Hamiye, Hizbullah'ın Lübnan toprakları dışındaki operasyonlarını yürütmekten sorumlu olan dış operasyon birimi Birim 910'un komutanıdır.

Ciddi hasar

Yerel bir televizyon kanalı tarafından yayınlanan görüntülerde en az bir binanın çöktüğü ve birkaç binanın da ağır hasar gördüğü görülüyor.

Reuters'a konuşan görgü tanıkları, patlamaların Beyrut'u sabaha karşı 04:00 sularında sarstığını bildirdi. Güvenlik kaynakları saldırıda en az dört bombanın ateşlendiğini söyledi.

Bu, İsrail'in son günlerde Beyrut'un merkezindeki bir bölgeyi hedef alan dördüncü hava saldırısı olurken, İsrail saldırılarının çoğunu Hizbullah'ın kalesi olan Beyrut'un güney banliyölerine düzenledi.

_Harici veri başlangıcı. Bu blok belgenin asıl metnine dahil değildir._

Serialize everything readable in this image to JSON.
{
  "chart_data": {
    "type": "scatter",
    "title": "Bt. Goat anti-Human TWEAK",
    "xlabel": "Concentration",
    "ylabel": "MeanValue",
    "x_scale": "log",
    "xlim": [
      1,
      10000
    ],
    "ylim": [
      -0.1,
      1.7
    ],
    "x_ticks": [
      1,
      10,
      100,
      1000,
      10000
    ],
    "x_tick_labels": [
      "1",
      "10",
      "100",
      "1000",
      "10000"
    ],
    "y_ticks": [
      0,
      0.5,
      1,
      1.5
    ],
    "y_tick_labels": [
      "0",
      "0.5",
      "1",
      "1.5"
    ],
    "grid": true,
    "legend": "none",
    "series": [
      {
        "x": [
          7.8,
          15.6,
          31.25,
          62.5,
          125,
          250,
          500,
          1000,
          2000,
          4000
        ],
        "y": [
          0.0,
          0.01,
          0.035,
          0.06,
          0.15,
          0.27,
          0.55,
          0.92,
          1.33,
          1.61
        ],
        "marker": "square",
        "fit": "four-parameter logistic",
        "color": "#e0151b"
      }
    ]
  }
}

Geçtiğimiz pazar günü Ras en-Nebe mahallesine düzenlenen bir İsrail hava saldırısında Hizbullah'ın medya ilişkileri sorumlusu öldürülmüştü.

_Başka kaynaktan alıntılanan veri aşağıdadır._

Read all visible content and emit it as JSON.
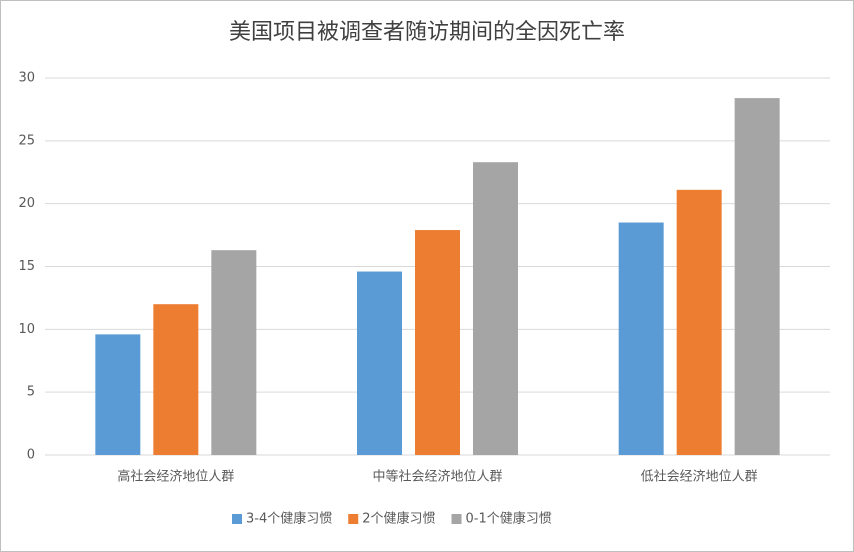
{
  "chart_data": {
    "type": "bar",
    "title": "美国项目被调查者随访期间的全因死亡率",
    "categories": [
      "高社会经济地位人群",
      "中等社会经济地位人群",
      "低社会经济地位人群"
    ],
    "series": [
      {
        "name": "3-4个健康习惯",
        "color": "#5b9bd5",
        "values": [
          9.6,
          14.6,
          18.5
        ]
      },
      {
        "name": "2个健康习惯",
        "color": "#ed7d31",
        "values": [
          12.0,
          17.9,
          21.1
        ]
      },
      {
        "name": "0-1个健康习惯",
        "color": "#a5a5a5",
        "values": [
          16.3,
          23.3,
          28.4
        ]
      }
    ],
    "ylim": [
      0,
      30
    ],
    "yticks": [
      0,
      5,
      10,
      15,
      20,
      25,
      30
    ],
    "grid": true,
    "legend": "bottom"
  }
}
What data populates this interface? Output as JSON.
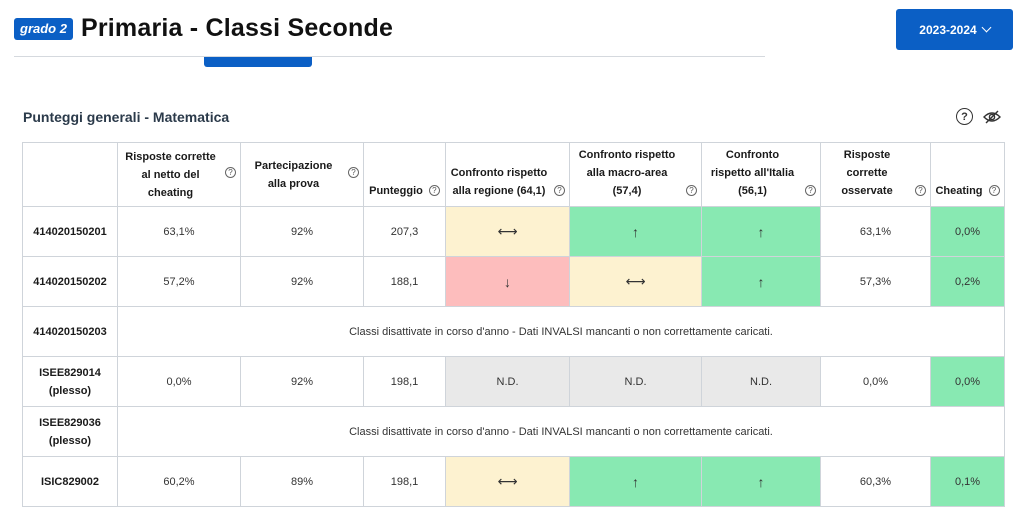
{
  "header": {
    "badge": "grado 2",
    "title": "Primaria - Classi Seconde"
  },
  "year_select": {
    "value": "2023-2024"
  },
  "section": {
    "title": "Punteggi generali - Matematica"
  },
  "icons": {
    "help": "help-circle-icon",
    "visibility": "eye-slash-icon"
  },
  "colors": {
    "primary": "#0b5fc5",
    "green": "#88e9b2",
    "yellow": "#fdf2d0",
    "red": "#fdbdbd",
    "gray": "#e9e9e9"
  },
  "table": {
    "columns": [
      "",
      "Risposte corrette al netto del cheating",
      "Partecipazione alla prova",
      "Punteggio",
      "Confronto rispetto alla regione (64,1)",
      "Confronto rispetto alla macro-area (57,4)",
      "Confronto rispetto all'Italia (56,1)",
      "Risposte corrette osservate",
      "Cheating"
    ],
    "rows": [
      {
        "id": "414020150201",
        "cells": [
          "63,1%",
          "92%",
          "207,3",
          "⟷",
          "↑",
          "↑",
          "63,1%",
          "0,0%"
        ]
      },
      {
        "id": "414020150202",
        "cells": [
          "57,2%",
          "92%",
          "188,1",
          "↓",
          "⟷",
          "↑",
          "57,3%",
          "0,2%"
        ]
      },
      {
        "id": "414020150203",
        "note": "Classi disattivate in corso d'anno - Dati INVALSI mancanti o non correttamente caricati."
      },
      {
        "id": "ISEE829014 (plesso)",
        "cells": [
          "0,0%",
          "92%",
          "198,1",
          "N.D.",
          "N.D.",
          "N.D.",
          "0,0%",
          "0,0%"
        ]
      },
      {
        "id": "ISEE829036 (plesso)",
        "note": "Classi disattivate in corso d'anno - Dati INVALSI mancanti o non correttamente caricati."
      },
      {
        "id": "ISIC829002",
        "cells": [
          "60,2%",
          "89%",
          "198,1",
          "⟷",
          "↑",
          "↑",
          "60,3%",
          "0,1%"
        ]
      }
    ]
  }
}
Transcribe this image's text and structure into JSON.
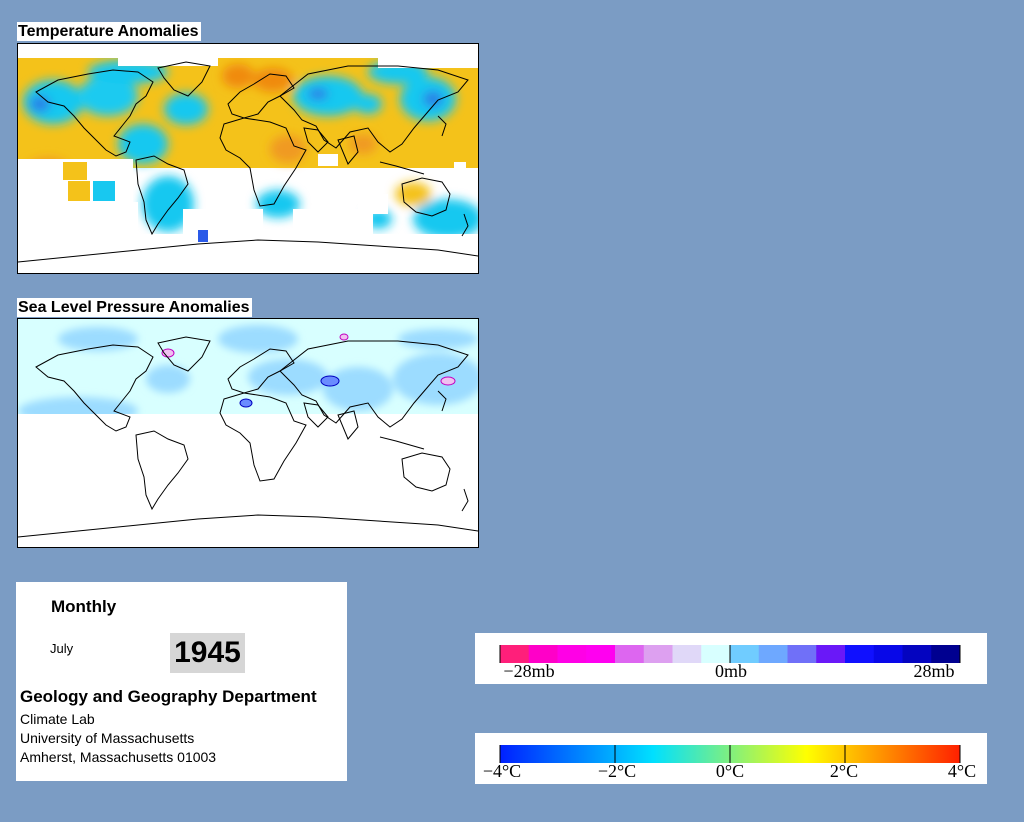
{
  "temperature_map": {
    "title": "Temperature Anomalies"
  },
  "pressure_map": {
    "title": "Sea Level Pressure Anomalies"
  },
  "info": {
    "frequency": "Monthly",
    "month": "July",
    "year": "1945",
    "department": "Geology and Geography Department",
    "lab": "Climate Lab",
    "university": "University of Massachusetts",
    "address": "Amherst, Massachusetts 01003"
  },
  "pressure_legend": {
    "colors": [
      "#ff1f7a",
      "#ff00c8",
      "#ff00e6",
      "#ff00f0",
      "#dd66f0",
      "#dda0f0",
      "#e0d8f8",
      "#d8ffff",
      "#70ccff",
      "#6ea8ff",
      "#7070f8",
      "#6a18f8",
      "#1010ff",
      "#0808e8",
      "#0404c0",
      "#000090"
    ],
    "labels": [
      "−28mb",
      "0mb",
      "28mb"
    ]
  },
  "temperature_legend": {
    "colors": [
      "#0020ff",
      "#00e0ff",
      "#ffff00",
      "#ff2000"
    ],
    "labels": [
      "−4°C",
      "−2°C",
      "0°C",
      "2°C",
      "4°C"
    ]
  }
}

İsrail, Gazze Şeridi'ndeki savaş nedeniyle sınır ötesi çatışmaların patlak vermesinden neredeyse bir yıl sonra eylül ayında Hizbullah'a karşı büyük bir saldırı başlatarak Lübnan'ın büyük bir bölümünü hava saldırılarıyla vurdu ve güneye kara birlikleri gönderdi.

Arama kurtarma görevlileri ve bölge sakinleri, Beyrut'ta İsrail saldırısının gerçekleştiği yerde enkaz altında kalanları arıyor. (AP)Arama kurtarma görevlileri ve bölge sakinleri, Beyrut'ta İsrail saldırısının gerçekleştiği yerde enkaz altında kalanları arıyor. (AP)

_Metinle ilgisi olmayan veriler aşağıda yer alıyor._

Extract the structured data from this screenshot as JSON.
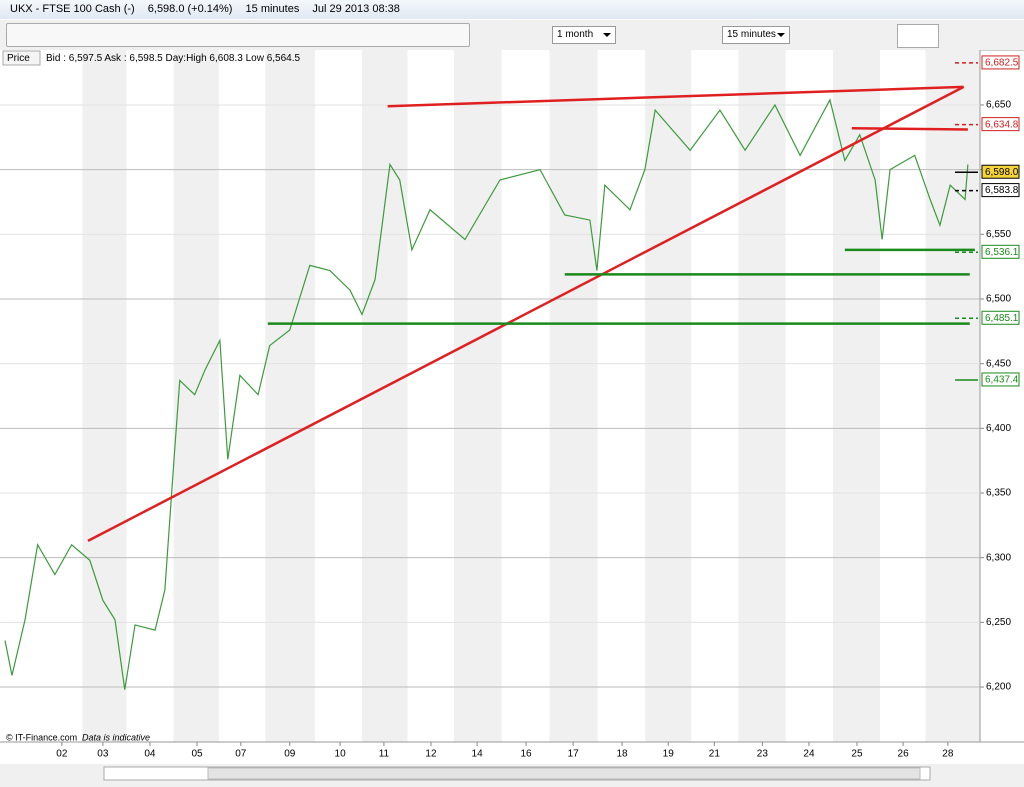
{
  "window": {
    "title": "UKX - FTSE 100 Cash (-)",
    "quote": "6,598.0 (+0.14%)",
    "interval": "15 minutes",
    "timestamp": "Jul 29 2013 08:38"
  },
  "toolbar": {
    "range": "1 month",
    "interval": "15 minutes"
  },
  "info": {
    "tab": "Price",
    "quote_line": "Bid : 6,597.5 Ask : 6,598.5 Day:High 6,608.3 Low 6,564.5"
  },
  "footer": {
    "source": "© IT-Finance.com",
    "note": "Data is indicative"
  },
  "chart_data": {
    "type": "line",
    "x": [
      -0.22,
      -0.07,
      0.21,
      0.48,
      0.85,
      1.21,
      1.6,
      1.88,
      2.14,
      2.35,
      2.57,
      3.0,
      3.21,
      3.42,
      3.53,
      3.85,
      4.07,
      4.39,
      4.56,
      4.82,
      5.21,
      5.46,
      5.89,
      6.32,
      6.75,
      7.18,
      7.44,
      7.72,
      8.04,
      8.25,
      8.51,
      8.9,
      9.65,
      10.4,
      11.26,
      11.79,
      12.33,
      12.48,
      12.65,
      13.19,
      13.51,
      13.73,
      14.48,
      15.12,
      15.66,
      16.3,
      16.84,
      17.48,
      17.8,
      18.12,
      18.45,
      18.6,
      18.77,
      19.3,
      19.63,
      19.84,
      20.06,
      20.38,
      20.44
    ],
    "series": [
      {
        "color": "#3c9b3c",
        "values": [
          6236,
          6209,
          6252,
          6310,
          6287,
          6310,
          6298,
          6267,
          6252,
          6198,
          6248,
          6244,
          6275,
          6383,
          6437,
          6426,
          6445,
          6468,
          6376,
          6441,
          6426,
          6464,
          6476,
          6526,
          6522,
          6507,
          6488,
          6515,
          6604,
          6592,
          6538,
          6569,
          6546,
          6592,
          6600,
          6565,
          6561,
          6522,
          6588,
          6569,
          6600,
          6646,
          6615,
          6646,
          6615,
          6650,
          6611,
          6654,
          6607,
          6627,
          6592,
          6546,
          6600,
          6611,
          6577,
          6557,
          6588,
          6577,
          6604
        ]
      }
    ],
    "xlim": [
      -0.22,
      20.7
    ],
    "xticks": [
      {
        "value": 1,
        "label": "02"
      },
      {
        "value": 1.88,
        "label": "03"
      },
      {
        "value": 2.89,
        "label": "04"
      },
      {
        "value": 3.9,
        "label": "05"
      },
      {
        "value": 4.84,
        "label": "07"
      },
      {
        "value": 5.89,
        "label": "09"
      },
      {
        "value": 6.97,
        "label": "10"
      },
      {
        "value": 7.91,
        "label": "11"
      },
      {
        "value": 8.92,
        "label": "12"
      },
      {
        "value": 9.91,
        "label": "14"
      },
      {
        "value": 10.96,
        "label": "16"
      },
      {
        "value": 11.97,
        "label": "17"
      },
      {
        "value": 13.02,
        "label": "18"
      },
      {
        "value": 14.01,
        "label": "19"
      },
      {
        "value": 15.0,
        "label": "21"
      },
      {
        "value": 16.03,
        "label": "23"
      },
      {
        "value": 17.03,
        "label": "24"
      },
      {
        "value": 18.06,
        "label": "25"
      },
      {
        "value": 19.05,
        "label": "26"
      },
      {
        "value": 20.01,
        "label": "28"
      }
    ],
    "ylim": [
      6157.5,
      6692.5
    ],
    "yticks": [
      {
        "value": 6200,
        "label": "6,200"
      },
      {
        "value": 6250,
        "label": "6,250"
      },
      {
        "value": 6300,
        "label": "6,300"
      },
      {
        "value": 6350,
        "label": "6,350"
      },
      {
        "value": 6400,
        "label": "6,400"
      },
      {
        "value": 6450,
        "label": "6,450"
      },
      {
        "value": 6500,
        "label": "6,500"
      },
      {
        "value": 6550,
        "label": "6,550"
      },
      {
        "value": 6600,
        "label": "6,600"
      },
      {
        "value": 6650,
        "label": "6,650"
      }
    ],
    "grid": true,
    "trendlines": [
      {
        "x": [
          1.56,
          20.35
        ],
        "y": [
          6313,
          6664
        ],
        "color": "#e02020"
      },
      {
        "x": [
          7.99,
          20.35
        ],
        "y": [
          6649,
          6664
        ],
        "color": "#e02020"
      },
      {
        "x": [
          17.95,
          20.44
        ],
        "y": [
          6632,
          6631
        ],
        "color": "#e02020"
      },
      {
        "x": [
          17.8,
          20.59
        ],
        "y": [
          6538,
          6538
        ],
        "color": "#1a8a1a"
      },
      {
        "x": [
          11.79,
          20.48
        ],
        "y": [
          6519,
          6519
        ],
        "color": "#1a8a1a"
      },
      {
        "x": [
          5.42,
          20.48
        ],
        "y": [
          6481,
          6481
        ],
        "color": "#1a8a1a"
      }
    ],
    "price_levels": [
      {
        "value": 6682.5,
        "label": "6,682.5",
        "color": "#d02020",
        "dashed": true
      },
      {
        "value": 6634.8,
        "label": "6,634.8",
        "color": "#d02020",
        "dashed": true
      },
      {
        "value": 6598.0,
        "label": "6,598.0",
        "color": "#000000",
        "dashed": false
      },
      {
        "value": 6583.8,
        "label": "6,583.8",
        "color": "#000000",
        "dashed": true
      },
      {
        "value": 6536.1,
        "label": "6,536.1",
        "color": "#1a8a1a",
        "dashed": true
      },
      {
        "value": 6485.1,
        "label": "6,485.1",
        "color": "#1a8a1a",
        "dashed": true
      },
      {
        "value": 6437.4,
        "label": "6,437.4",
        "color": "#1a8a1a",
        "dashed": false
      }
    ]
  }
}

İsrail ile Hizbullah arasındaki çatışmalar, Hizbullah'ın 7 Ekim 2023 tarihinde İsrail'in güneyine saldırı düzenleyen Hamas ile dayanışma amacıyla ateş açmasının ardından patlak verdi.

ABD'nin Lübnan Özel Temsilcisi Amos Hochstein ateşkes anlaşmasına varmak amacıyla geçtiğimiz hafta Lübnan ve İsrail'i ziyaret etti. Hochstein, Başbakan Binyamin Netanyahu ve Savunma Bakanı Yisrael Katz ile görüşmek üzere İsrail'e gitmeden önce salı ve çarşamba günleri Beyrut'ta yaptığı görüşmelerin ardından ‘ilerlemeden’ söz etti.